Another candidate, Grace Poe, had American citizenship but was compelled to give it up due to public pressure. She was accused by many of being a foreigner, having spent too much time in the United States. I listened to her on television. She seemed levelheaded. She made sense. There was a humility about her, and she talked of policies like creating a law to stop the country’s long, corrupt history of political dynasties.

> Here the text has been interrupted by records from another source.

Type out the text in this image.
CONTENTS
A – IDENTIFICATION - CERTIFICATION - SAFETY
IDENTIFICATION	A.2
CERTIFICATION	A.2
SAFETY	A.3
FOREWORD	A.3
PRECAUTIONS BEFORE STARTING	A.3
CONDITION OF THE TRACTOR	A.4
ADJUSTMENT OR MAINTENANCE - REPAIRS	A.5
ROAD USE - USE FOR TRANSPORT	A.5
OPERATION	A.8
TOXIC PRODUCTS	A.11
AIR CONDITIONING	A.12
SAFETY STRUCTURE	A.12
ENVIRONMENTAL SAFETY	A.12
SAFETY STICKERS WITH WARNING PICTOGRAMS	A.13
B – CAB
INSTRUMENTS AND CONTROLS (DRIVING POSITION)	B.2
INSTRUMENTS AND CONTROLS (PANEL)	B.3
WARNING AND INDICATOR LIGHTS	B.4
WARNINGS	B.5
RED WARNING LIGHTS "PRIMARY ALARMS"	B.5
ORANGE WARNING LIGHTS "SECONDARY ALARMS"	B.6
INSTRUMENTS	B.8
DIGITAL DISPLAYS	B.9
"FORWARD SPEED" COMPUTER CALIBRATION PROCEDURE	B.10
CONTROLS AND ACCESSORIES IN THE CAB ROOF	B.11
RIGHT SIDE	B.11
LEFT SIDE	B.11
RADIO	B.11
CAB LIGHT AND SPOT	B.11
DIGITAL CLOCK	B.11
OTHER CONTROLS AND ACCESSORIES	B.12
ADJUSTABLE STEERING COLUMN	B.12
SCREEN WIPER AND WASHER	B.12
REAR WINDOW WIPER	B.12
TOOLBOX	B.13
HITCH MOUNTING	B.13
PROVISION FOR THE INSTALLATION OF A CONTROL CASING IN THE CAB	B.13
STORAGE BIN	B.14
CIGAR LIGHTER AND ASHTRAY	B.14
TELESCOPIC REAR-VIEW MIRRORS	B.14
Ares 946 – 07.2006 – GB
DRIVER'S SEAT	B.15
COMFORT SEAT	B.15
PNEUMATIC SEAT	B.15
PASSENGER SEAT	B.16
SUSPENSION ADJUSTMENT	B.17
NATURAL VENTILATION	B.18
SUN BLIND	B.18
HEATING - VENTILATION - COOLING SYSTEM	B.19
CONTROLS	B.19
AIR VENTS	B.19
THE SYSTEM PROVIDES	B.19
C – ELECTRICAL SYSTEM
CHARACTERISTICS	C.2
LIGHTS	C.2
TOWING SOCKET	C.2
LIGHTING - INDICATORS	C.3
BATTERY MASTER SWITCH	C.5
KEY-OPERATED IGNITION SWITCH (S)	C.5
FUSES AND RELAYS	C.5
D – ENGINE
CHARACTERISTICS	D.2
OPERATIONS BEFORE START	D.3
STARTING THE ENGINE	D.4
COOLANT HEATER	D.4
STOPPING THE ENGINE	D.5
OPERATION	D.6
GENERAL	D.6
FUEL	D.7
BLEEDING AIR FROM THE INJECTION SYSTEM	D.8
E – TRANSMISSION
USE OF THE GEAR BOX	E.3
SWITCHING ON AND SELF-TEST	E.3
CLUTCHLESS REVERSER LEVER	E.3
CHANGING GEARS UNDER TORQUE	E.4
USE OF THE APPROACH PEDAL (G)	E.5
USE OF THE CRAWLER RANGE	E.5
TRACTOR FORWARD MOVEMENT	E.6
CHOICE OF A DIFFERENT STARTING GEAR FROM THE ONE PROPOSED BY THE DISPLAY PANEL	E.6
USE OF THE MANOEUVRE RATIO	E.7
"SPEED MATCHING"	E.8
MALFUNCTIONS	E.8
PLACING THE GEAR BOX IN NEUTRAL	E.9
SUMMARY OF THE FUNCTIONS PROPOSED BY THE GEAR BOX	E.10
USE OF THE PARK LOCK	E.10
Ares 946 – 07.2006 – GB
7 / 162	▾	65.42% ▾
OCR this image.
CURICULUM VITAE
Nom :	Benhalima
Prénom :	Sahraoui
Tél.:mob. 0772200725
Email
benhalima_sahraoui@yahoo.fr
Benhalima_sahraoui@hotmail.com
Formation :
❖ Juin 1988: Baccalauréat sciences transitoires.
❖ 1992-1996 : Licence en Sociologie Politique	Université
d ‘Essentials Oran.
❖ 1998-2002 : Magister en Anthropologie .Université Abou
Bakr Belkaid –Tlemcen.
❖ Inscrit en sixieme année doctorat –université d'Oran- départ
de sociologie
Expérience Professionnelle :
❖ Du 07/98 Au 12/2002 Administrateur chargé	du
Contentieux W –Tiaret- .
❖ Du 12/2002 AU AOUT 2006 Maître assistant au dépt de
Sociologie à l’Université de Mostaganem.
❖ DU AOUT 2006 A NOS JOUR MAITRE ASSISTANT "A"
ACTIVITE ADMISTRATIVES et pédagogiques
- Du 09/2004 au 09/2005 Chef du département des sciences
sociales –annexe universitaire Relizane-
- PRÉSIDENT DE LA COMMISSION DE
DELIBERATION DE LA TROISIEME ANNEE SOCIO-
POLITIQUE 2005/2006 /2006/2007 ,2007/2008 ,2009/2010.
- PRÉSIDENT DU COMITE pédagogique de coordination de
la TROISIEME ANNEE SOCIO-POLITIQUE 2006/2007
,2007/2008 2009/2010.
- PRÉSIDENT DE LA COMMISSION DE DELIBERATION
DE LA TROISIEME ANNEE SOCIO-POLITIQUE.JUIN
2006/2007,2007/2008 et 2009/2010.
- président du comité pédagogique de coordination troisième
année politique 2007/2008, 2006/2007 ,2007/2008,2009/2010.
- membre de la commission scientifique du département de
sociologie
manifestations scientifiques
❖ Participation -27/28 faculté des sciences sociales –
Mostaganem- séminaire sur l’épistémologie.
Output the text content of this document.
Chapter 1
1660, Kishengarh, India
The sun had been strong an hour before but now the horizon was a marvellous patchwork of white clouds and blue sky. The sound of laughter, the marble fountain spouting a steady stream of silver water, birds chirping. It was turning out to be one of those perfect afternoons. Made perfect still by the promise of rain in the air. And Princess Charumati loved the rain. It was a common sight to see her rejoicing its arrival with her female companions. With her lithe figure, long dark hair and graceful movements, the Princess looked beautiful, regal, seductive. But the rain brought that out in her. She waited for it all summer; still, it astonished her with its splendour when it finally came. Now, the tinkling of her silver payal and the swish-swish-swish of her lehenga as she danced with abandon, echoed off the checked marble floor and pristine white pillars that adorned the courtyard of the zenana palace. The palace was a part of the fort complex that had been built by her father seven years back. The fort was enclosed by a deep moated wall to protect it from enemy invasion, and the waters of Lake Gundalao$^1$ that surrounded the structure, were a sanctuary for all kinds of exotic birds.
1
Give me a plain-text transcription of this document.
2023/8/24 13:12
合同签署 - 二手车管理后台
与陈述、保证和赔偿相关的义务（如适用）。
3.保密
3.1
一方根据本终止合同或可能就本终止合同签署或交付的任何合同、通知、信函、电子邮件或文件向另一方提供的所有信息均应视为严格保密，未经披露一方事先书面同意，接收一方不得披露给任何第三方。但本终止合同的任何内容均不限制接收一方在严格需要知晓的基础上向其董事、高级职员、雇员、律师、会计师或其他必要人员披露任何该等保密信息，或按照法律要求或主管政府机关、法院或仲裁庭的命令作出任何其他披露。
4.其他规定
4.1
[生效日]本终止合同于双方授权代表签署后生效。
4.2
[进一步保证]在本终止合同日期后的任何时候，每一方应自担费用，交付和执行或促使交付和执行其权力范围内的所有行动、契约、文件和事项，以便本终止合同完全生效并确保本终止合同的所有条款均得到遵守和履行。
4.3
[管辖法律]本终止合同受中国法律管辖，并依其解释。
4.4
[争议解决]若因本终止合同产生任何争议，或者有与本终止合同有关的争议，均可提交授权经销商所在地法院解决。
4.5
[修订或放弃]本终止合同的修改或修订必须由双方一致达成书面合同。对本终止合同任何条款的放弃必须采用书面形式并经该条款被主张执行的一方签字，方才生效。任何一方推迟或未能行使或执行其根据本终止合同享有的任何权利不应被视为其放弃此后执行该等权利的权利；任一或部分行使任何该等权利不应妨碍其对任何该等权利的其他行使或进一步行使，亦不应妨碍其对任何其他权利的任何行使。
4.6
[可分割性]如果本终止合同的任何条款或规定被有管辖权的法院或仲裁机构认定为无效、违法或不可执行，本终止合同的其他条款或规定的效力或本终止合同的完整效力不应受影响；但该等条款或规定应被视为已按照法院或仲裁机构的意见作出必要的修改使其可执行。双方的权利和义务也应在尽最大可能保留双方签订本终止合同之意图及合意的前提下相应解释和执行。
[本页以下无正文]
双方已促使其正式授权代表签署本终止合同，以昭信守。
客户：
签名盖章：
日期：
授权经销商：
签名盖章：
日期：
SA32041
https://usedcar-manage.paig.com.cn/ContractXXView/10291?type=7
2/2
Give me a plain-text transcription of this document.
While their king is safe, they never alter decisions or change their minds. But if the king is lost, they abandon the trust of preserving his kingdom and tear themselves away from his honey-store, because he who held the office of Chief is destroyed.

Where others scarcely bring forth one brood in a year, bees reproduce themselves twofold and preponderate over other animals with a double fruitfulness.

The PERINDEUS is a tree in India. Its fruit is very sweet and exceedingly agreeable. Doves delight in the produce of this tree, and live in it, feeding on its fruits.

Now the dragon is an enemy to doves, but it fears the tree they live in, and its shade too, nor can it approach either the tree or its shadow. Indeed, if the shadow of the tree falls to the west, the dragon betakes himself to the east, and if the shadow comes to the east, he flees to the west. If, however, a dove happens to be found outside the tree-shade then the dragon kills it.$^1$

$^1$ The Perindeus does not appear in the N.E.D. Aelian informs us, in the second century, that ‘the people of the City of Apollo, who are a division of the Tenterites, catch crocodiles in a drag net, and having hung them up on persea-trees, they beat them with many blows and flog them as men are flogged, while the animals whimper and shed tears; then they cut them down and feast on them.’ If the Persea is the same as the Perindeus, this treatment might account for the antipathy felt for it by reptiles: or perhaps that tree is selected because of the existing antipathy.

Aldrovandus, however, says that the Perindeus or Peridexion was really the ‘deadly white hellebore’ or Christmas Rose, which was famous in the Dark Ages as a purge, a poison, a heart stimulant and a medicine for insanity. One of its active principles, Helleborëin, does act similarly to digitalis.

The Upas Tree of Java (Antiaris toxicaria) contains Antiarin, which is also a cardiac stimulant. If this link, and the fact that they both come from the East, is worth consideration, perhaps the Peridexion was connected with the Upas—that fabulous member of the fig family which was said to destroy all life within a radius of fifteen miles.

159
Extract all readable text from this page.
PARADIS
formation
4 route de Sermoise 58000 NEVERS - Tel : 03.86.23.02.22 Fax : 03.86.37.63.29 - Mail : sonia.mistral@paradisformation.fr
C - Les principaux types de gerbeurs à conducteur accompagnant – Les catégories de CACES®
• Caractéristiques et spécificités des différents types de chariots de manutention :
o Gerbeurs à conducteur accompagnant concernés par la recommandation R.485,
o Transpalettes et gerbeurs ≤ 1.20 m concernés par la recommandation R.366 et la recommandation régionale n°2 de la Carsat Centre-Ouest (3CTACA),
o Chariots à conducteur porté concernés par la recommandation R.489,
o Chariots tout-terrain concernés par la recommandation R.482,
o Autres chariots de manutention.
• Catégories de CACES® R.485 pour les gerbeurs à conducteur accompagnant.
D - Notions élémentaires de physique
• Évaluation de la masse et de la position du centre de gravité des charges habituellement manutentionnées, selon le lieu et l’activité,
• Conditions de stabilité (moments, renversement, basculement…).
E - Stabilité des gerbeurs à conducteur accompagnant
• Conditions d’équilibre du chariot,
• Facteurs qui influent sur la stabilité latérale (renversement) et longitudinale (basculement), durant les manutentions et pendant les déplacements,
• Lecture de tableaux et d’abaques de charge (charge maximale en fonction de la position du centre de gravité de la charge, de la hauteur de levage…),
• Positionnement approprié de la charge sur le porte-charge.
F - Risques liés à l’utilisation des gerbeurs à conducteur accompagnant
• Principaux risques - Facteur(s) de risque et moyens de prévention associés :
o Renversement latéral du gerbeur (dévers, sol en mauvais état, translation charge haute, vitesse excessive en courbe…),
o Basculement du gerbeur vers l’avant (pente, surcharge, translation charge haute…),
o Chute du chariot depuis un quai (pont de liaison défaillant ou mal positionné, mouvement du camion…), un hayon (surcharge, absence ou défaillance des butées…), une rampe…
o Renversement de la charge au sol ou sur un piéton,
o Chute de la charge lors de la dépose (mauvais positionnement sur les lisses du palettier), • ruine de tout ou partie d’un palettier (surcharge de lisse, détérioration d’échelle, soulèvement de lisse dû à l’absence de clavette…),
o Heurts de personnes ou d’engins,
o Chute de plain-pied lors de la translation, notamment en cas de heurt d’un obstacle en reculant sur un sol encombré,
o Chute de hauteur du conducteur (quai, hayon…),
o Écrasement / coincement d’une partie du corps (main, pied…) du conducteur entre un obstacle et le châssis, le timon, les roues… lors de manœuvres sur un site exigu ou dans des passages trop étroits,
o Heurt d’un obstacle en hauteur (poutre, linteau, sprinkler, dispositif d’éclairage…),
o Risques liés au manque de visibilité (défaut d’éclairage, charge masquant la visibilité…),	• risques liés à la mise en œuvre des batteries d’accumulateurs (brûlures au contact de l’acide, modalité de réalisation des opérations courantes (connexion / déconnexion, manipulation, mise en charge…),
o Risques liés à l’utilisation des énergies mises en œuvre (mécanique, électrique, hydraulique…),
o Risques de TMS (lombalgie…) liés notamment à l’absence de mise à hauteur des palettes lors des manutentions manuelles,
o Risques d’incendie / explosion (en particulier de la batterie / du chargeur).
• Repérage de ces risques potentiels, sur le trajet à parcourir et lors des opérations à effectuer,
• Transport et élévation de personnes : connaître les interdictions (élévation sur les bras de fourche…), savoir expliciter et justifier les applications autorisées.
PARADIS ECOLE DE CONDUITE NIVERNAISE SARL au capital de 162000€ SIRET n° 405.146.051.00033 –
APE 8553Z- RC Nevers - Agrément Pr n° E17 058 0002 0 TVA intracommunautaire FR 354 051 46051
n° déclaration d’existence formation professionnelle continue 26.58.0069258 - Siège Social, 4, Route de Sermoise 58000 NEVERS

It’s often argued that 30 or so families have a dynastic grip on power in their provinces, and that power and wealth are their birthright. Families such as the Marcoses in Ilocos Norte and the Ampatuan clan of Maguindanao are such examples. Indeed, since Duterte became president, his daughter is now mayor of Davao and his son is the vice mayor. Poe also talked of opening the country up to foreign investment, and competition in protected sectors such as telecommunications and energy. I would have thought that time spent in a rich, developed country such as the United States would have been viewed as an asset, but in the nationalistic Philippines it was more of a political liability for Poe.
The Philippines was, at the end of World War II, one of the wealthier countries in the region. In less time, however, South Korea, for example, has gone from the rubble of the Korean War in the 1950s to first-world status. Going from Manila to Seoul is a three-hour flight to the developed world. The infrastructure is world class and South Korea boasts world-class companies and industries.